After completing his undergraduate degree, he worked for four years primarily in Pakistan in supply chain management before deciding to pursue an MBA. While he had heard of Syracuse University's Martin J. Whitman School of Management, he never visited the campus until starting the program. Though he acknowledged that things are “definitely different in the U.S. — but in a good way,” he has enjoyed meeting new people and absorbing the culture, including his new found love of cheeseburgers and “American breakfast.”
As Khan completes his first year of the MBA program, he has come to appreciate the unique aspects of the Whitman School as well. “What stands out to me is the accessibility of the career center, professors — and even the dean,” he said. “You can walk into their offices, and they always spare some time for you. I have built so many great connections with the faculty.”

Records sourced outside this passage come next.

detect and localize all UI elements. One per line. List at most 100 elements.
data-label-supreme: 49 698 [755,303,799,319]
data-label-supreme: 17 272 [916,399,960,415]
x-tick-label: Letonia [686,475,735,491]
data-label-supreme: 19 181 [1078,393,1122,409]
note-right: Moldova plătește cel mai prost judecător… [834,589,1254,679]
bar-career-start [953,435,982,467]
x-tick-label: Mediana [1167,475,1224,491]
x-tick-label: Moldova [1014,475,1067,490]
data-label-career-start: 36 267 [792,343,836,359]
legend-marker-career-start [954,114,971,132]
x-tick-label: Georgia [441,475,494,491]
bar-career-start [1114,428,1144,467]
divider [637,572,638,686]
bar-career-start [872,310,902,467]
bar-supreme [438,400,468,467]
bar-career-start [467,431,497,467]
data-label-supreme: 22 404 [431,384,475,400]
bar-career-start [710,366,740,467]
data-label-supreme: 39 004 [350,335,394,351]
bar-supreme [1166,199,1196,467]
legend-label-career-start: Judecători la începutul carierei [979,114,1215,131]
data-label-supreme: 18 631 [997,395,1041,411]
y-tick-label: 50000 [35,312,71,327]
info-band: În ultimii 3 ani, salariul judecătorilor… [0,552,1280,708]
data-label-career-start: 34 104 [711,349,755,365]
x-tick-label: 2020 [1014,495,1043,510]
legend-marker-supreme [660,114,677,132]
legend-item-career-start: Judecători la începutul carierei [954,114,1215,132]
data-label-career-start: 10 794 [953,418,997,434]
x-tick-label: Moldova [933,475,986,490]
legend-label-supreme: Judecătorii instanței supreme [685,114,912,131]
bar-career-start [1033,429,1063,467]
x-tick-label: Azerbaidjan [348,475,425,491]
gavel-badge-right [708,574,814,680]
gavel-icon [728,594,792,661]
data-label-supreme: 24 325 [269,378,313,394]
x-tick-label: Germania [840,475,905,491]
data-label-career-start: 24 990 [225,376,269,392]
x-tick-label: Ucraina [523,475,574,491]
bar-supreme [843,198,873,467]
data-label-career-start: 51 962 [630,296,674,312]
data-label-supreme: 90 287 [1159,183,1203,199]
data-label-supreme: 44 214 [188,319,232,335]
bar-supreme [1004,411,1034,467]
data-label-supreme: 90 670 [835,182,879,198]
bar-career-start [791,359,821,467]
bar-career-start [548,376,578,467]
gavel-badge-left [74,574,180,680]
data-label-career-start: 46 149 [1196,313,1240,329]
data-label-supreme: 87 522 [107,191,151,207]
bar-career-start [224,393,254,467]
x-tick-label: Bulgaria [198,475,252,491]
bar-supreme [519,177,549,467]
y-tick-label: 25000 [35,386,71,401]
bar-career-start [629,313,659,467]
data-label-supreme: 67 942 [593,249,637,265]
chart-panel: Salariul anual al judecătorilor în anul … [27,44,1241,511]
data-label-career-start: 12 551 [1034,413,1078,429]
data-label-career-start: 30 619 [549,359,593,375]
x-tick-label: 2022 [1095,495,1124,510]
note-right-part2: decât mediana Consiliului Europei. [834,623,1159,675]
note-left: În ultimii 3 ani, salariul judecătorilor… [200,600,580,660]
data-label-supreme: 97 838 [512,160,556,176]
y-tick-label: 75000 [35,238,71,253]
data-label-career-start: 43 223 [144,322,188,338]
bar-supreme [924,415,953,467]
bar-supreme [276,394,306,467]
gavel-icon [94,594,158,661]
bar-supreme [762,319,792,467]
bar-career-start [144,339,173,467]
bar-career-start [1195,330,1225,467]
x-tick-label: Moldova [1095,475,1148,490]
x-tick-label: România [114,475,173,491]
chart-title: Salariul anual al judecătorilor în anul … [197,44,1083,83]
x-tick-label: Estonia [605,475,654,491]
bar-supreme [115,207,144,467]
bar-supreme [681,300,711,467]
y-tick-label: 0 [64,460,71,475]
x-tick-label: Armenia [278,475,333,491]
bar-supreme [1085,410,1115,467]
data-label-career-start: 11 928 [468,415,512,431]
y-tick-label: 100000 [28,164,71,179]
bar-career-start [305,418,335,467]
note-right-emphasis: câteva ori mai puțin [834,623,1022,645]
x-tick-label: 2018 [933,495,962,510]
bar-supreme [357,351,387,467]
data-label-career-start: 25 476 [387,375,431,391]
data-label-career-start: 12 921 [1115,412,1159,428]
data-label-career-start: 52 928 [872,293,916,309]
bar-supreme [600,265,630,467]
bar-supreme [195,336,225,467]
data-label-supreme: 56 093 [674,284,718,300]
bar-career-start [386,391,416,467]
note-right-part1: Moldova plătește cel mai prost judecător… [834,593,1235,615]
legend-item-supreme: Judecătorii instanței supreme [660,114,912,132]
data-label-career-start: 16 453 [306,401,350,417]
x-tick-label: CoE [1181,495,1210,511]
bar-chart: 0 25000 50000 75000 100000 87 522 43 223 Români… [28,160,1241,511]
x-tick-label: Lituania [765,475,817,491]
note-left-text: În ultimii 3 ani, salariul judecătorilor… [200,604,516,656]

“It’s been a very good experience, and I’ve loved my time here so far. It has a strong international population, and I like hearing different ideas from various cultures. That’s where education is at its best.” - Faraz Khan
Some of those connections, along with his own hard work, helped him land an internship this spring with the Syracuse Tech Garden, an area business incubator that helps establish tech-related startups and advances entrepreneurship and innovation. This summer, he will intern at Procter & Gamble. “Securing an internship is key, especially for international students,” he said of the opportunity to work for a U.S.-based company.
In time, Khan hopes to shift his career into finance and business analytics, eventually creating his own startup in financial technology. He hopes to stay in the United States for a while, but “in about 10 years, I would like to be back home or at least have a job where I can spend some of my time in Pakistan,” he said. Khan has nothing but praise for the Whitman School community.
“It’s been a very good experience, and I’ve loved my time here so far,” he said. “It has a strong international population, and I like hearing different ideas from various cultures. That’s where education is at its best.”